Da tempo vari sociologi raccontano gli effetti sociali di una crisi non solo italiana: il tema centrale è la “proletarizzazione del ceto medio”. Ne parlano Ilvo Diamanti su Repubblica con un’analisi molto amara del declino sociale ed economico italiano, che riprende i commenti del Censis e di Domenico De Masi. Il tema centrale è il veloce impoverimento di quello che negli anni ’80 era il “ceto medio”, che dopo un trentennio di crescita, ora vede l’ascensore sociale sempre più bloccato, quando non funziona al contrario. In particolare De Masi arriva a dire che l’impoverimento ormai non riguarda più solo il ceto medio ma tocca anche la piccola borghesia, i commercianti, i piccoli imprenditori e i professionisti. Tutto questo, sommato agli  atavici ritardi del nostro sistema socio-economico, sta generando un’enorme diffidenza per il futuro e per ogni cambiamento, visto come foriero di peggioramenti, e un crescente senso di disillusione e rancore che attraversa la società di italiana e che rischia di spaccarla.

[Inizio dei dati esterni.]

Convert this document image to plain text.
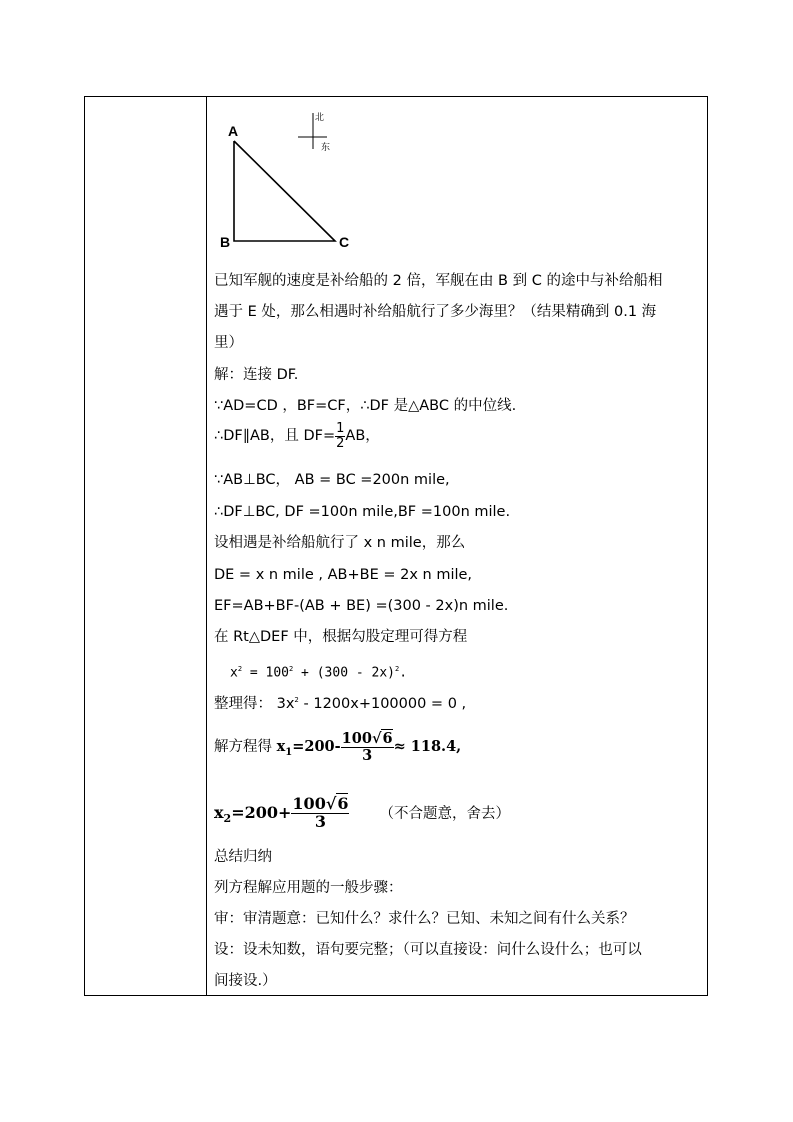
A
B	C
北
东
已知军舰的速度是补给船的 2 倍，军舰在由 B 到 C 的途中与补给船相
遇于 E 处，那么相遇时补给船航行了多少海里？（结果精确到 0.1 海
里）
解：连接 DF.
∵AD=CD ，BF=CF，∴DF 是△ABC 的中位线.
∴DF∥AB，且 $DF= \frac{1}{2}$ AB，
∵AB⊥BC， AB = BC =200n mile,
∴DF⊥BC, DF =100n mile,BF =100n mile.
设相遇是补给船航行了 x n mile，那么
DE = x n mile , AB+BE = 2x n mile,
EF=AB+BF-(AB + BE) =(300 - 2x)n mile.
在 Rt△DEF 中，根据勾股定理可得方程
$x^2 = 100^2 + (300 - 2x)^2$.
整理得： $3x^2 - 1200x+100000 = 0$ ,
解方程得 $x_1=200- \frac{100√6}{3} \approx 118.4$,
$x_2=200+ \frac{100√6}{3}$ （不合题意，舍去）
总结归纳
列方程解应用题的一般步骤：
审：审清题意：已知什么？求什么？已知、未知之间有什么关系？
设：设未知数，语句要完整；（可以直接设：问什么设什么；也可以
间接设.）
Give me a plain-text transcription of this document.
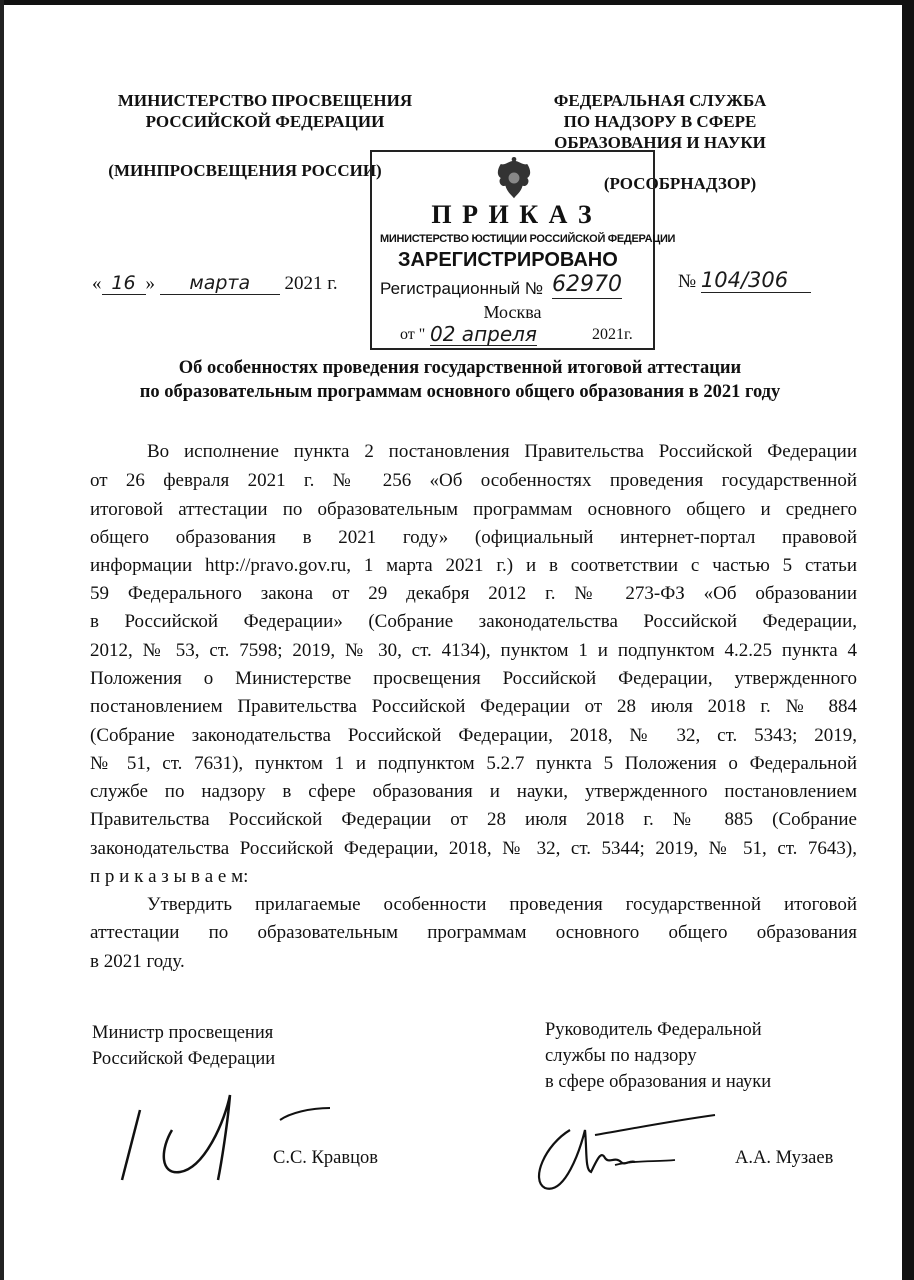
МИНИСТЕРСТВО ПРОСВЕЩЕНИЯ
РОССИЙСКОЙ ФЕДЕРАЦИИ
(МИНПРОСВЕЩЕНИЯ РОССИИ)
ФЕДЕРАЛЬНАЯ СЛУЖБА
ПО НАДЗОРУ В СФЕРЕ
ОБРАЗОВАНИЯ И НАУКИ
(РОСОБРНАДЗОР)
П Р И К А З
МИНИСТЕРСТВО ЮСТИЦИИ РОССИЙСКОЙ ФЕДЕРАЦИИ
ЗАРЕГИСТРИРОВАНО
Регистрационный № 62970
Москва
от " 02 апреля	2021г.
« 16 » марта 2021 г.	№ 104/306
Об особенностях проведения государственной итоговой аттестации
по образовательным программам основного общего образования в 2021 году
Во исполнение пункта 2 постановления Правительства Российской Федерации
от 26 февраля 2021 г. № 256 «Об особенностях проведения государственной
итоговой аттестации по образовательным программам основного общего и среднего
общего образования в 2021 году» (официальный интернет-портал правовой
информации http://pravo.gov.ru, 1 марта 2021 г.) и в соответствии с частью 5 статьи
59 Федерального закона от 29 декабря 2012 г. № 273-ФЗ «Об образовании
в Российской Федерации» (Собрание законодательства Российской Федерации,
2012, № 53, ст. 7598; 2019, № 30, ст. 4134), пунктом 1 и подпунктом 4.2.25 пункта 4
Положения о Министерстве просвещения Российской Федерации, утвержденного
постановлением Правительства Российской Федерации от 28 июля 2018 г. № 884
(Собрание законодательства Российской Федерации, 2018, № 32, ст. 5343; 2019,
№ 51, ст. 7631), пунктом 1 и подпунктом 5.2.7 пункта 5 Положения о Федеральной
службе по надзору в сфере образования и науки, утвержденного постановлением
Правительства Российской Федерации от 28 июля 2018 г. № 885 (Собрание
законодательства Российской Федерации, 2018, № 32, ст. 5344; 2019, № 51, ст. 7643),
п р и к а з ы в а е м:
Утвердить прилагаемые особенности проведения государственной итоговой
аттестации по образовательным программам основного общего образования
в 2021 году.
Министр просвещения
Российской Федерации
С.С. Кравцов
Руководитель Федеральной
службы по надзору
в сфере образования и науки
А.А. Музаев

Nel 2006, giusto un decennio fa, 6 su 10 si definivano “ceto medio”. Ora non è più così. Anzi: lo è sempre di meno. E in questo modo il clima di fiducia nel futuro frena. L’ottimismo si raffredda. Soprattutto fra gli operai, i pensionati, le casalinghe. Tra loro, la componente che si sente scivolare in basso, nella gerarchia sociale, negli ultimi anni è aumentata di 17 punti. Dal 48 si è allargata fino al 65%. Quasi due operai su tre, dunque, si considerano ai margini della stratificazione sociale. Mentre coloro che si sentono “ceto medio” sono diminuiti di 20 punti. Erano metà, nel 2011. Oggi sono il 30%. Parallelamente, fra gli imprenditori e i lavoratori autonomi il processo di “cetomedizzazione” si è rafforzato. Ancor più, presso i liberi professionisti.